The onset of spring kickstarts dormant and deciduous plants into life ready for the summer season ahead. Most plants in my garden benefit from a severe “haircut” removing last season’s growth and any dead foliage and encouraging new growth

Spring haircuts also encourage new growth over spring and summer which come into play over winter. This is most beneficial  for plants that produce colourful stems, such as, dogwood. The dogwood shrub’s main feature is the stunning red stems that add extra colour to a winter garden, especially in contrast to the stark white paper barks of the English birch. The more stems that are produced over summer, the more impressive display of red stems.

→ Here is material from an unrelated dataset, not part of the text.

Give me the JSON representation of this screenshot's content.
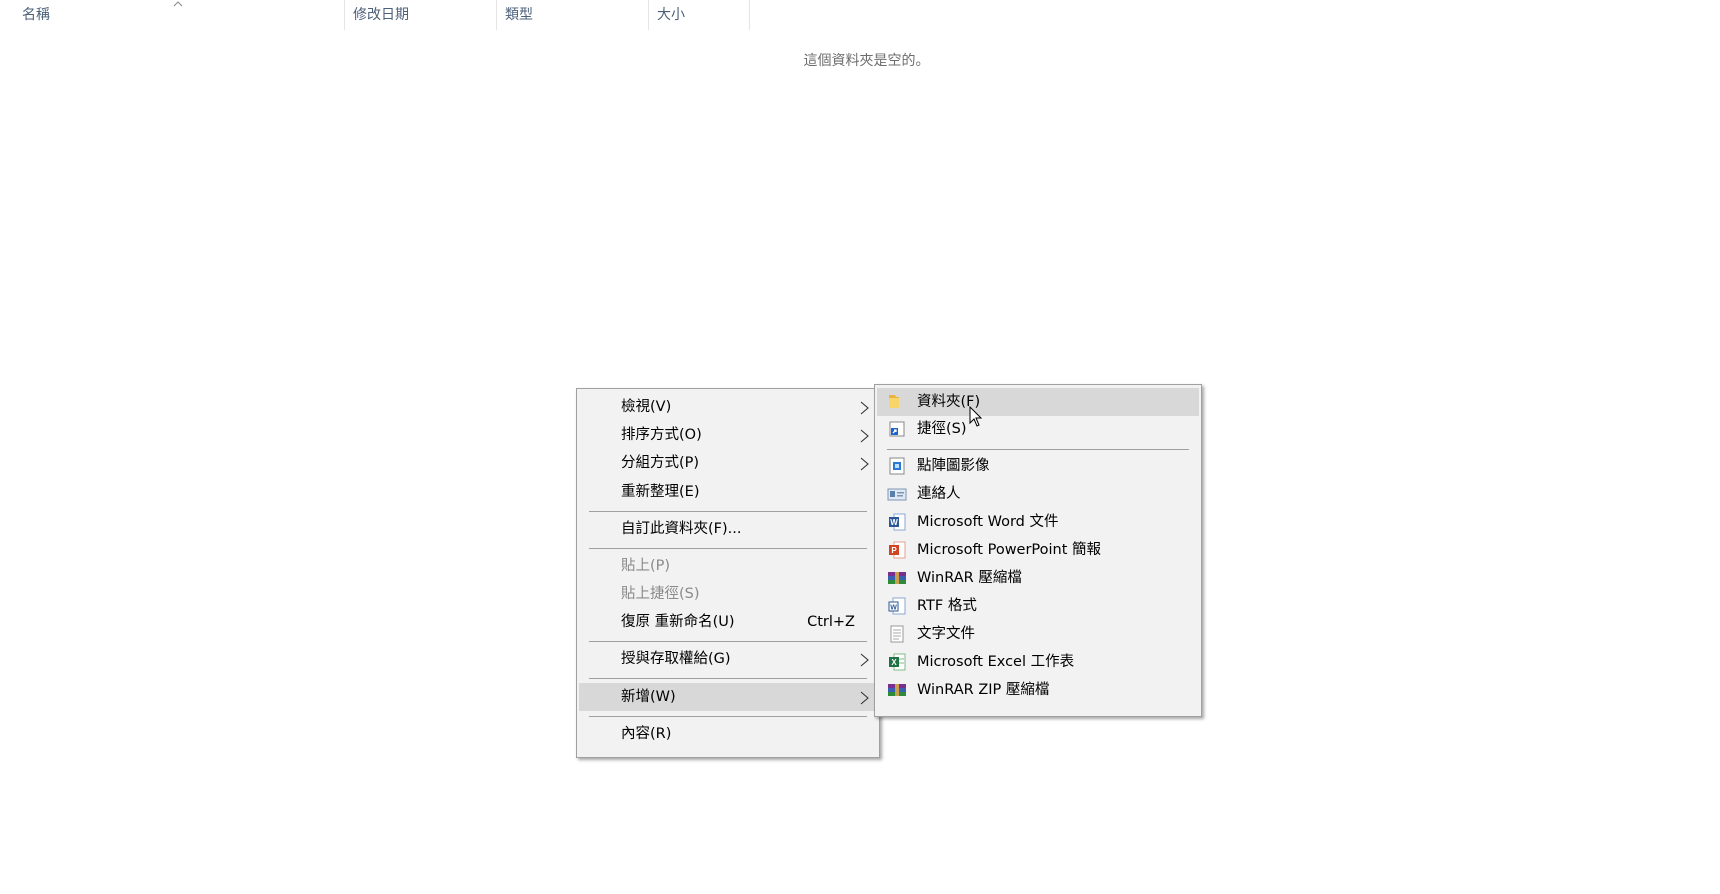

This is an important annual job for the perennials in my garden. Perennials are an important feature in my garden adding colour, texture and structure to my garden beds in all seasons. For some plants, I purposely do not remove last season’s growth until the very end of winter, especially if the dead foliage provides structure to the garden. For instance, grasses and sedums produce decorative seed heads that often look great on a frosty  but sunny winter’s morning. Also, for some plants, leaving last season’s growth over winter helps protect any new season’s growth from late frosts.

Removing last season’s growth and taking the plant back to ground level gives me the chance to divide the plant if it is old enough and suitable for plant division. A established perennial produces an ever widening clump, with new growth at the edge of the clump and the centre dying out. Dividing the original perennial clump into several small sections is a cost effective way to increase the numbers of plants in my garden and  goes towards to creating more visually pleasing landscape by using multiple plantings of a single species.